Palm Inc, a pioneer in handheld devices but suffering hard times lately, unveiled a touch-screen smartphone on Thursday which impressed reviewers and sent its stock price soaring.
The Palm Pre, released at the annual Consumer Electronics Show (CES) here, runs on a new operating system, the Palm webOS mobile platform, developed by the Sunnyvale, California-based company.
Palm, which came out with some of the first personal digital assistants (PDAs) but has been lagging behind rivals Nokia, Apple and Research in Motion, said the Pre would be available through US carrier Sprint by this summer.
It did not reveal the price for the device, which notably allows users to move seamlessly from one application to another like with a desktop computer and run multiple applications at the same time. "It replicates the way you work on a PC or a Mac." The Palm webOS mobile platform is also open to other developers to write programs for the device and Internet titans such as Yahoo!, Google, Facebook and Amazon are among its partners.
"We believe there will be hundreds of thousand of applications on the platform very quickly," Palm chief executive Ed Colligan said. "These are standard tools, any Web developer can do it. It was built with developers in mind."

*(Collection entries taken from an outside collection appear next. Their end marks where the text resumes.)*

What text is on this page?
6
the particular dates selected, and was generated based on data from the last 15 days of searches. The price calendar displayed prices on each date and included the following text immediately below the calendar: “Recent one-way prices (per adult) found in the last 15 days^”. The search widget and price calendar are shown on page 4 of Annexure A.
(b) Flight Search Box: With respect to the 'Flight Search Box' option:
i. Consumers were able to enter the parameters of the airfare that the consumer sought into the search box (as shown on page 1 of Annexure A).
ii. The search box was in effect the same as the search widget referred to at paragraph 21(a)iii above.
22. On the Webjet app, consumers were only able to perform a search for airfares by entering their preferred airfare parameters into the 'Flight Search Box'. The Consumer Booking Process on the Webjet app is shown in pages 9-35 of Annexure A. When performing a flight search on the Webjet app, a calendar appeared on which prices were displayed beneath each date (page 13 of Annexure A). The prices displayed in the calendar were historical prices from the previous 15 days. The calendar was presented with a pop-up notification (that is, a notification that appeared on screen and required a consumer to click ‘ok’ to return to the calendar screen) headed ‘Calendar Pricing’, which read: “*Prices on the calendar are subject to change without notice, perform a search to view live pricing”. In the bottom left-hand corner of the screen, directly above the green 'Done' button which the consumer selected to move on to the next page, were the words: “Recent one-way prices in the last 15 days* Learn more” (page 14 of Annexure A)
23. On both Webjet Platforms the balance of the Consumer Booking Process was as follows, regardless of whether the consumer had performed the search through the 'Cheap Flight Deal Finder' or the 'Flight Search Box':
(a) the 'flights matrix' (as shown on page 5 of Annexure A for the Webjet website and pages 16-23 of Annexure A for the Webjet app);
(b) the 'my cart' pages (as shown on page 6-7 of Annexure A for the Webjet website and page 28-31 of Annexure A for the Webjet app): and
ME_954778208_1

Encased in an ergonomic black plastic case, the Pre is slightly smaller than rival smartphones. In addition to the touch-screen offered by rival models such as Apple's iPhone it also offers a slideout QWERTY keyboard.
Other features of the Pre include a Web browser, Wi-Fi, integrated GPS, stereo Bluetooth, a 3-megapixel camera, video playback and eight gigabytes of internal storage space.